Centinex

Part of the last vanguard of the Swedish death metal movement Centinex represent a consolidation of knowledge and a search for fusion of the past of melodic death metal with the future of savage and feral music.
flag of Sweden Centinex - Malleus Maleficarum (1995)
Malleus Maleficarum
Wild Rags
1995
Production: Characteristic production in the electrofuzz style of Sunlight studio situated in a comfortingly cloaked background which absorbs excess sound defines the technical aspects of this sound conveyance in a manner similar to classic American death metal excepting the trademark distortion.

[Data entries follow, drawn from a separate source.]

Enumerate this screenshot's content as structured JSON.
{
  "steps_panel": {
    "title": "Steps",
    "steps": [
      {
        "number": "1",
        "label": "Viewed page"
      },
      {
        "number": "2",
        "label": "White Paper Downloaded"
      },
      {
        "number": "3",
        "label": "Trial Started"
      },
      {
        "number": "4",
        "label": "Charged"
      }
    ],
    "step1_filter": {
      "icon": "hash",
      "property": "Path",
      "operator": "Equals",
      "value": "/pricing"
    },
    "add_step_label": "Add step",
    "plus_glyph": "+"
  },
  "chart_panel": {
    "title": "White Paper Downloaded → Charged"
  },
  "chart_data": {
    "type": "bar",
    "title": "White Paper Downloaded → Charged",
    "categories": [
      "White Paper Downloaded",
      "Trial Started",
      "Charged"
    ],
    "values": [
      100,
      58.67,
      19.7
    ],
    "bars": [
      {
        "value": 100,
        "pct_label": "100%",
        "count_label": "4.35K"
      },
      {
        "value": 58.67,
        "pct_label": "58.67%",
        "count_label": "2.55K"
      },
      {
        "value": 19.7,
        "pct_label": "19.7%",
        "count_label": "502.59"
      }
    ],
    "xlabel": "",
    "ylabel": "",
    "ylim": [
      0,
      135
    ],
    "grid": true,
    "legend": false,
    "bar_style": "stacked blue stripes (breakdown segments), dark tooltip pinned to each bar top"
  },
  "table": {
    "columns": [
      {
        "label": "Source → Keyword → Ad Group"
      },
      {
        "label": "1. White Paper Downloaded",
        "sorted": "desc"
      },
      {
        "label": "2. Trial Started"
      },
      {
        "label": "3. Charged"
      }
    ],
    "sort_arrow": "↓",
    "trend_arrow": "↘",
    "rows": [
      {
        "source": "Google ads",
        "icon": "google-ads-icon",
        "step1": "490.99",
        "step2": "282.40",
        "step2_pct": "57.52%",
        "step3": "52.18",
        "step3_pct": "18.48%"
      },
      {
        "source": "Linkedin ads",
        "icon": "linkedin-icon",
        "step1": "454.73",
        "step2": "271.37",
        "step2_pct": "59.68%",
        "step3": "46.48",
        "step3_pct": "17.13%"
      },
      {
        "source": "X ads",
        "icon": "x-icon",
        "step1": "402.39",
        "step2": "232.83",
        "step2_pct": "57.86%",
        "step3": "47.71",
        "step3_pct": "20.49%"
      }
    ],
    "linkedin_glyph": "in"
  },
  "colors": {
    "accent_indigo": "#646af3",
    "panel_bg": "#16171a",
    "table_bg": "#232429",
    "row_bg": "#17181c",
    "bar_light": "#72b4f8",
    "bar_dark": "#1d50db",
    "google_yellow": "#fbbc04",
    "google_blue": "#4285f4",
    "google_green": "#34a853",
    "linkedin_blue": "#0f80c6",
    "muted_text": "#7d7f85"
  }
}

Review: Although not entirely unknown in terms of the basic melodies herein used, the music of Centinex captures the Swedish sound a generation later by absorbing the essence of melody encased in a compelling and essentially connecting rhythm; what makes this band exceptional is their ability to write in the margins the essence of the song, connecting a fusion of riffs and connective structures that are derived from the canon of an evolving genre with each other through a primal dependence on rhythm, a force that accents the various melodies around central emphatic points and thereby neatly joins otherwise disjointedly complex songs.

Most of the phrases used in this music focus around one or two point contrasting resolutions, and break their tension with rhythmically expanding melody in the style of older Belial, but underneath that structural simplicity is a complicated language of motion which generates a systematics of reduction that communicates the frenetic energy and relentless morbid destruction which nourishes the power in death metal. Although most of the riffs on this album are simple and often remind the listener of other pieces of metalwork from history, their accumulation with nihilistic abandon and yet romantic yearnings for melodic unification present a desolate picture which hints at the potential it conceals.

Tracklist:

1. Upon the Ancient Ground
2. Dark Visions
3. Sorrow of the Burning Wasteland
4. Transcent of the Dark Chaos
5. Thorns of Desolation
6. Eternal Lies
7. At the Everlasting End
Length: 35:36

centinex malleus maleficarum 1995
Copyright © 1995 Wild Rags

A major discordance is the use of extremely rock n roll pentatonic soloing throughout the album to the degree of guitar fireworks and bluesy note-bending flamboyance one might expect from a Judas Priest tribute band, melted into the high speed rippling of tonal flare that is death metal soloing, but even this is well articulated in a work by a band who know how to assemble songs better than they know how to invent them. Their skill is sometimes disconcerting considering the prevalence of two-note variations on famous Swedish death metal riffs that populate this album but given its affective coherence in composition the same skill conveys a basic intelligence to the assembly here that makes it enjoyable.

Half of the drumming comes courtesy of a sequencer with drum samples, but otherwise musicianship is flawless and even practiced in its flair which is not quite overaccomplished but still competent and gaining confidence in its own belief in its articulation. For those who appreciate vocals, the low-end rumbling and cadenced enunciation here is enough to satisfy a feast of lyrical aggression. What holds this album together however is the guitar work and its ability to speak a presence of mind despite its leanings toward the predictable, filling spaces in the known with the pure art of morbid ambiguity.